My employer takes cost of living into account by multiplying your salary by the numbeo factor for where you live. Base salaries are all calculated for Cologne (HO) and then adjusted by the relative cost of living factor for your locale. (we're entirely remote)
I am personally not a fan of this: early in my career, a colleague moved from the Bay Area to Boston to try to save his marriage (which sadly didn't work) -- and our employer adjusted his salary down accordingly. As you might imagine, the difference between the Bay Area and Boston is minimal -- they adjusted his salary down something like 4% -- but I just recall how dispiriting it was for him to have this massive, stressful (expensive!) life transition exacerbated needlessly. Employers don't factor in other elements of cost-of-living (can you imagine giving someone a pay bump when a kid goes to college -- or a reduction when they graduate?!), and I don't believe geography should be factored in either: pay people for their work, not their ZIP code.
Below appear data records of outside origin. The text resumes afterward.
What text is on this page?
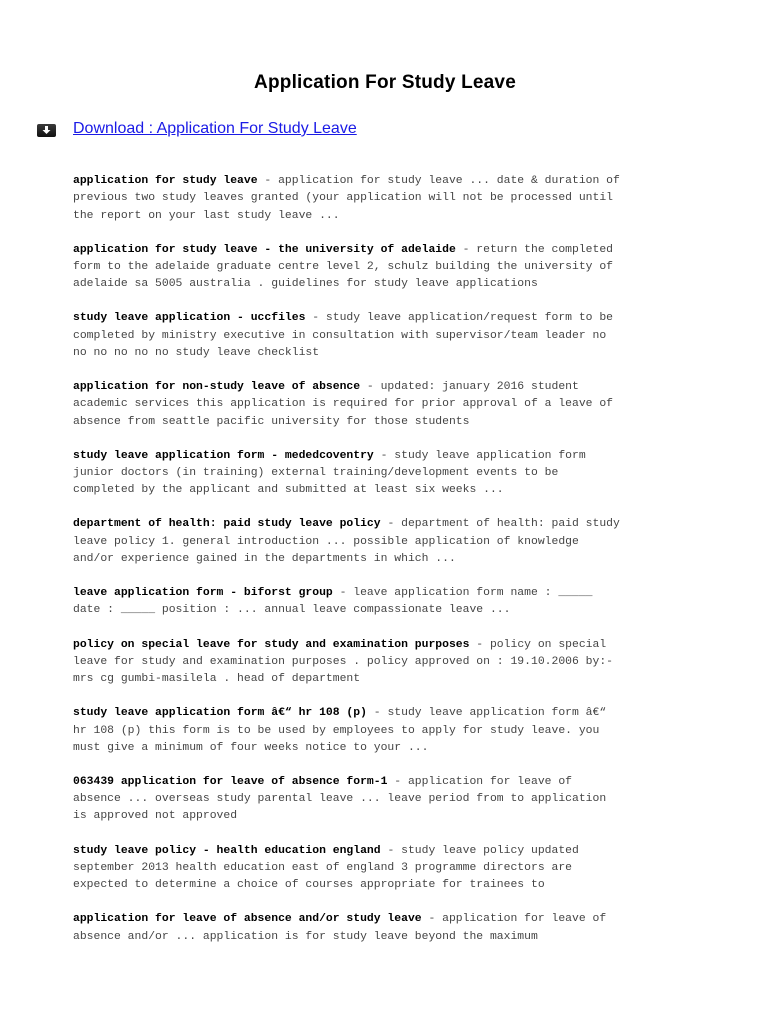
Application For Study Leave
Download : Application For Study Leave
application for study leave - application for study leave ... date & duration of
previous two study leaves granted (your application will not be processed until
the report on your last study leave ...
application for study leave - the university of adelaide - return the completed
form to the adelaide graduate centre level 2, schulz building the university of
adelaide sa 5005 australia . guidelines for study leave applications
study leave application - uccfiles - study leave application/request form to be
completed by ministry executive in consultation with supervisor/team leader no
no no no no no study leave checklist
application for non-study leave of absence - updated: january 2016 student
academic services this application is required for prior approval of a leave of
absence from seattle pacific university for those students
study leave application form - mededcoventry - study leave application form
junior doctors (in training) external training/development events to be
completed by the applicant and submitted at least six weeks ...
department of health: paid study leave policy - department of health: paid study
leave policy 1. general introduction ... possible application of knowledge
and/or experience gained in the departments in which ...
leave application form - biforst group - leave application form name : _____
date : _____ position : ... annual leave compassionate leave ...
policy on special leave for study and examination purposes - policy on special
leave for study and examination purposes . policy approved on : 19.10.2006 by:-
mrs cg gumbi-masilela . head of department
study leave application form â€“ hr 108 (p) - study leave application form â€“
hr 108 (p) this form is to be used by employees to apply for study leave. you
must give a minimum of four weeks notice to your ...
063439 application for leave of absence form-1 - application for leave of
absence ... overseas study parental leave ... leave period from to application
is approved not approved
study leave policy - health education england - study leave policy updated
september 2013 health education east of england 3 programme directors are
expected to determine a choice of courses appropriate for trainees to
application for leave of absence and/or study leave - application for leave of
absence and/or ... application is for study leave beyond the maximum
Whilst I completely understand your viewpoint, I have a more nuanced take on it (understandably, as I work there). Firstly, we don't pay peanuts. We have never taken outside funding; it has always been a company goal to grow organically. As such, we don't have as much cash to go throwing around like VC-funded startups. However, as I said we still pay well; yes I could make more by taking a job in London (I'm in the UK), but then I sacrifice so many intangible things. Working remotely has allowed me to be present whilst my 18 month-old grows up, and a 4 day work-week has helped even more too. Unlimited holidays, very flexible working hours and being treated like an adult about how you organise them, a flat company structure, a company which genuinely cares about employees and their wellbeing - all of these things add up. Salary isn't everything. Whilst no job will ever be perfect, this company is by far the best place I have ever (and will likely ever) work. Employee satisfaction is always very high and salary is rarely even a factor (let alone the main reason) if people decide to move on.
Just like Wikipedia and many other information sources. Don't trust one source blindly, do your research and you'll be fine. It gives a good enough general indication. A comparison like this will always depend on too many factors to make it applicable to everyone in any case.